Aussi des efforts constants doivent être fait, tout d’abord pour être agréable à nous-même, ainsi, nous le serons pour les autres.

Prendre soin de nous même est un devoir.

Etre propre est une des plus grande politesse que l’on doit à soi-même et aux autres.

Nous éviter la déchéance provenant des drogues, de l’alcoolisme, des vulgarités de la fornication, de l’avortement.

C’est nous éviter les péchés majeurs et mineurs comme on voudrait éviter la gale.

Il nous faut être élégant, de belles manières, cultiver nos qualités, et faire le vrai grand jihad*, le seul qui vaille, pour en finir, autant que possible, avec nos défauts.

S’obliger à persévérer après s’être vu, froidement, comme si on voyait un étranger, sans concessions, pour dépasser nos petitesses, ce qui est une gymnastique obligatoire de tous les moments, mais qui nous amènera à la victoire contre nos ego.

Faire pendant plusieurs jours une liste de nos vilains défauts et les rayer, au fur et à mesure qu’on les surmonte.

S’obliger chaque matin à se lever pour faire face à tous nos devoirs et charges est un combat qui amène en même temps de grandes joies, si nous savons les voir au travers des lunettes du remerciement pour cette vie, et si nous savons donner aux autres, le meilleur de nous même.

Et c’est rester digne quelque soit le sort, quelques soient les épreuves par lesquelles nous sommes éprouvées.

Nous pouvons nous consoler en méditant ce hadith :

  "Dieu n’éprouve que ceux qu’Il aime."

 

    6-La courtoisie du réveil.

 

Le musulman sait qu’à tous moments, il est sous le regard de Dieu, et fera tout pour Lui plaire.

La propreté est une condition sine qua non de la politesse.

On se lave pour parler à Dieu, par respect de soi et des autres.

Aussi, les premiers gestes à faire au réveil seront pour la toilette.

Avant de passer aux toilettes, on se lave les mains, et les parties intimes puis les dents.

Et on remercie le Seigneur par le du’a du réveil, Le remerciant pour ce nouveau jour :

  "Al hamdou lillahi ladhi ah-yânâ ba’ada mâ amâtanâ wa ilaïhin-nochour.
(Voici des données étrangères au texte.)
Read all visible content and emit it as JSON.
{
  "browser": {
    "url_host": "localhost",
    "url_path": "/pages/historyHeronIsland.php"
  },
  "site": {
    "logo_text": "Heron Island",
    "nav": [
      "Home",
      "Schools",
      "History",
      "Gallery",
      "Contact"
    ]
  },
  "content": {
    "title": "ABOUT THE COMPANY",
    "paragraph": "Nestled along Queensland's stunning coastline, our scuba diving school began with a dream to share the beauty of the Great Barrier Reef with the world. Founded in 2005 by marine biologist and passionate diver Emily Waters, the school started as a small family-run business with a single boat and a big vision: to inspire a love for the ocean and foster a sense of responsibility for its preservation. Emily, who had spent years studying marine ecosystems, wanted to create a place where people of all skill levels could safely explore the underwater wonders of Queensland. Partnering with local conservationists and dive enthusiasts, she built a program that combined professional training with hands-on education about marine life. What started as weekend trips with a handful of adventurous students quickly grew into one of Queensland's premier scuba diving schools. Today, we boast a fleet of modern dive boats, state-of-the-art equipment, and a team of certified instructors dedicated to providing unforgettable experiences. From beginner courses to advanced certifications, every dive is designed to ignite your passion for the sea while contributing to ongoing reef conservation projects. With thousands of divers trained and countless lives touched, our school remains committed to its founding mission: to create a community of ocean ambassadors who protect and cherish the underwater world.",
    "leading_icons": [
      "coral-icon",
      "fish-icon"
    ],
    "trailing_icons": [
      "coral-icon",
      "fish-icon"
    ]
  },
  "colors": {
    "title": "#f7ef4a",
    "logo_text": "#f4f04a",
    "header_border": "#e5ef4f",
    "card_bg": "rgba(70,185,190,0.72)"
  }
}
Laâ ilâha ila Llâh wahdaho lâ charika laho, laho’l molko wa laho hamd wa houwa ‘alâ kolli chaï-in qadir Am hamdo mi Llahi, alladhi rad-d’ alayya Rouhi, wa ‘âfâni fi badani wa adhina lia bi dikhri-rih"

 "Louange à Allah qui nous a fait revivre après nous avoir fait mourir, c’est auprès de Lui que la résurrection nous rassemblera.

Il n’y a de Dieu si ce n’est Lui, l’Unique, sans associé, à lui la Royauté, à Lui la louange, et c’est Lui qui est capable de toute chose.

Louange à Dieu qui m’a rendu mon âme, qui m’a accordé une bonne santé et m’a permis de me souvenir de Lui."

Puis on passe dans la salle de bains, en y entrant par le pied gauche, en disant doucement ce du’a :

"Allahoummâ, innî auzu bika mina’l khoubothi wa’l’ khabaïth."

"Ô mon Seigneur ! Je cherche refuge auprès de toi contre les démons, mâles et femelles."

Puis le mieux, est de prendre une douche et faire ses ablutions.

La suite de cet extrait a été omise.